The Mudcat Café TM
Thread #97949   Message #1941544
Posted By: Teribus
19-Jan-07 - 10:06 AM
Thread Name: BS: USA and the brits in Northern Ireland
Subject: RE: BS: USA and the brits in Northern Ireland
Ard, your post of 19 Jan 07 - 08:39 AM, is typical of the emotional rubbish and oversimplification, wracked with inaccuracies that manages to completely misrepresent the situation.

Let's logically and unemotionally, take a look at what problems would have faced those transporting and distributing food to the areas worst affected by the blight.

Where were those areas Ard? Were those the same areas in which those vast amounts of food were grown? I don't think so. There are some very good maps of Ireland illustrating the areas affected. There are also statistics showing population movement and deaths in the various counties. They tend to support my line of reasoning. Not all land was owned by absentee English landlords, much of it was owned by the ancient Irish aristocracy - those who took the soup - they were as much to blame as the others.

How much do you know about shifting loads using horse drawn transport Ard? What is the ratio of wagons carrying food for the starving people to wagons carrying food for the horses, food for those delivering the aid, spares for the wagons, etc? Depending on distance to travel its somewhere in the order of 1:5. I know there is some comical assumption that horses eat grass, and that there was plenty of grass in Ireland, but you will not get any work out of horses that just eat grass, because just to survive the horse must eat grass all day, if it is eating all day it can hardly be delivering vital aid to starving people.

Name the developed deep-water ports on the west coast of Ireland in the mid-1800's Ard. There were not many, compare their location to the parts worst affected by the famine. West coast, Atlantic coast of Ireland Ard, could you foresee any problems for sailing ships of the size required to transport the amount of food required? The first two steam powered ships of the Royal Navy were put to relief work to overcome problems related to wind and weather.

Judging the remarks made by yourself in the post referred to above, reasonably and logically, far from problems of transport and distribution being laid to rest, you illustrate that you haven't ever really considered them - Most likely because they form no part of your myth.   

The point made earlier that no-one learns from experience/history was incorrect, Sir Charles Edward Trevelyan did. As for India being a much more fertile area for plunder. I think that you overlook the vast amounts that Britain invested in India. Niall Ferguson covers this aspect of the Raj very well.

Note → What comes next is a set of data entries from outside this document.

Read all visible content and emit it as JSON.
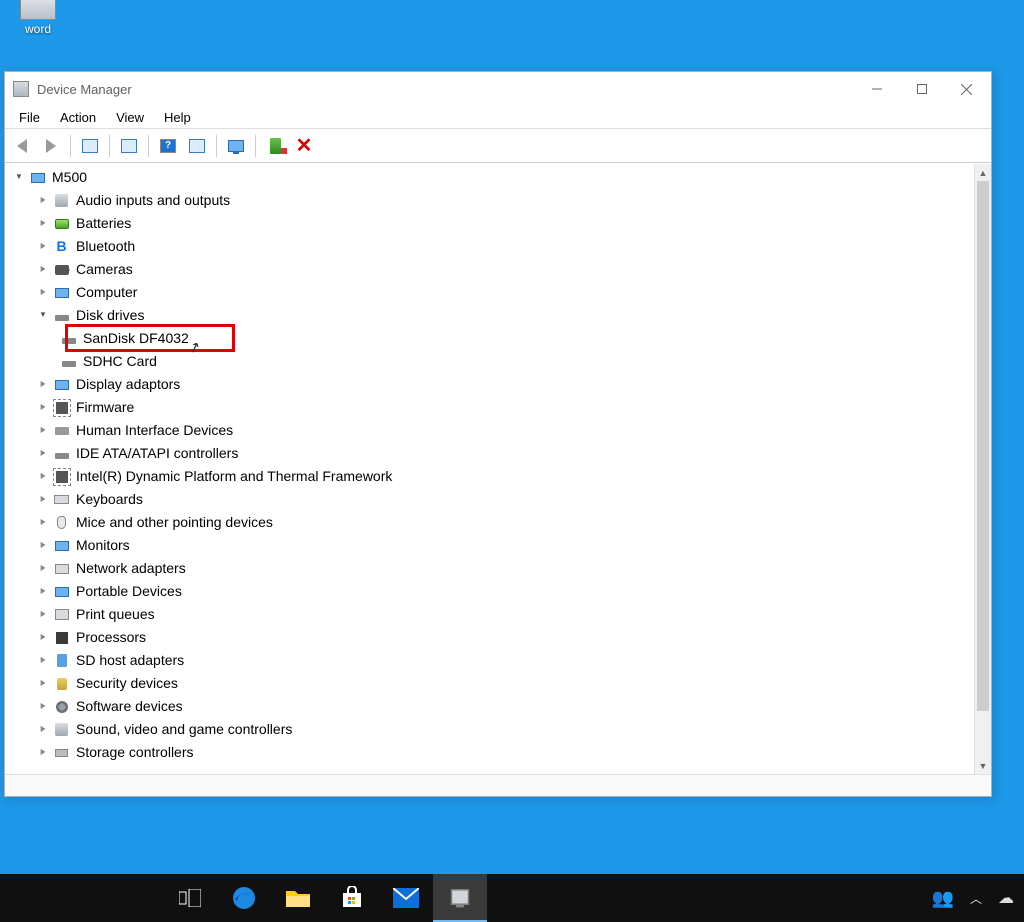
{
  "desktop": {
    "icon_label": "word"
  },
  "window": {
    "title": "Device Manager",
    "menus": [
      "File",
      "Action",
      "View",
      "Help"
    ],
    "toolbar": {
      "back": "Back",
      "forward": "Forward",
      "show_hidden": "Show hidden devices",
      "properties": "Properties",
      "help": "Help",
      "update": "Update driver",
      "scan": "Scan for hardware changes",
      "add": "Add legacy hardware",
      "uninstall": "Uninstall device"
    },
    "tree": {
      "root": {
        "label": "M500",
        "expanded": true
      },
      "categories": [
        {
          "label": "Audio inputs and outputs",
          "icon": "speaker-icon",
          "expanded": false
        },
        {
          "label": "Batteries",
          "icon": "battery-icon",
          "expanded": false
        },
        {
          "label": "Bluetooth",
          "icon": "bluetooth-icon",
          "expanded": false
        },
        {
          "label": "Cameras",
          "icon": "camera-icon",
          "expanded": false
        },
        {
          "label": "Computer",
          "icon": "computer-icon",
          "expanded": false
        },
        {
          "label": "Disk drives",
          "icon": "disk-icon",
          "expanded": true,
          "children": [
            {
              "label": "SanDisk DF4032",
              "icon": "disk-icon",
              "highlight": true
            },
            {
              "label": "SDHC Card",
              "icon": "disk-icon",
              "highlight": false
            }
          ]
        },
        {
          "label": "Display adaptors",
          "icon": "display-icon",
          "expanded": false
        },
        {
          "label": "Firmware",
          "icon": "firmware-icon",
          "expanded": false
        },
        {
          "label": "Human Interface Devices",
          "icon": "hid-icon",
          "expanded": false
        },
        {
          "label": "IDE ATA/ATAPI controllers",
          "icon": "ide-icon",
          "expanded": false
        },
        {
          "label": "Intel(R) Dynamic Platform and Thermal Framework",
          "icon": "chip-icon",
          "expanded": false
        },
        {
          "label": "Keyboards",
          "icon": "keyboard-icon",
          "expanded": false
        },
        {
          "label": "Mice and other pointing devices",
          "icon": "mouse-icon",
          "expanded": false
        },
        {
          "label": "Monitors",
          "icon": "monitor-icon",
          "expanded": false
        },
        {
          "label": "Network adapters",
          "icon": "network-icon",
          "expanded": false
        },
        {
          "label": "Portable Devices",
          "icon": "portable-icon",
          "expanded": false
        },
        {
          "label": "Print queues",
          "icon": "printer-icon",
          "expanded": false
        },
        {
          "label": "Processors",
          "icon": "cpu-icon",
          "expanded": false
        },
        {
          "label": "SD host adapters",
          "icon": "sd-icon",
          "expanded": false
        },
        {
          "label": "Security devices",
          "icon": "security-icon",
          "expanded": false
        },
        {
          "label": "Software devices",
          "icon": "software-icon",
          "expanded": false
        },
        {
          "label": "Sound, video and game controllers",
          "icon": "sound-icon",
          "expanded": false
        },
        {
          "label": "Storage controllers",
          "icon": "storage-icon",
          "expanded": false
        }
      ]
    }
  },
  "taskbar": {
    "items": [
      "task-view",
      "edge",
      "file-explorer",
      "store",
      "mail",
      "device-manager"
    ],
    "tray": {
      "people": "People",
      "up": "Show hidden icons",
      "cloud": "OneDrive"
    }
  }
}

At the height of the Mogul Empire 5% of the land in India was irrigated, and famines and droughts were common. By the time that the British left that percentage was up to 25%, with subsequent improvement in agriculture and crop yield.

In an earlier post you compared the decline in the population of Ireland to the growth in England, but omit to mention either the agricultural or industrial revolutions that fuelled that growth.

TC asked regarding this quoted passage:

"England benefits from it, Scotland benefits from it and Wales benefits from it. Northern Ireland benefits from it" (Teribus)

You are talking about the Priviliged Classes here, I take it, Teribus?

Not at all TC, taking into account the origins of my own family I would say that their lot in life has continually improved over the course of the last 300 years, and that I would say is fairly common.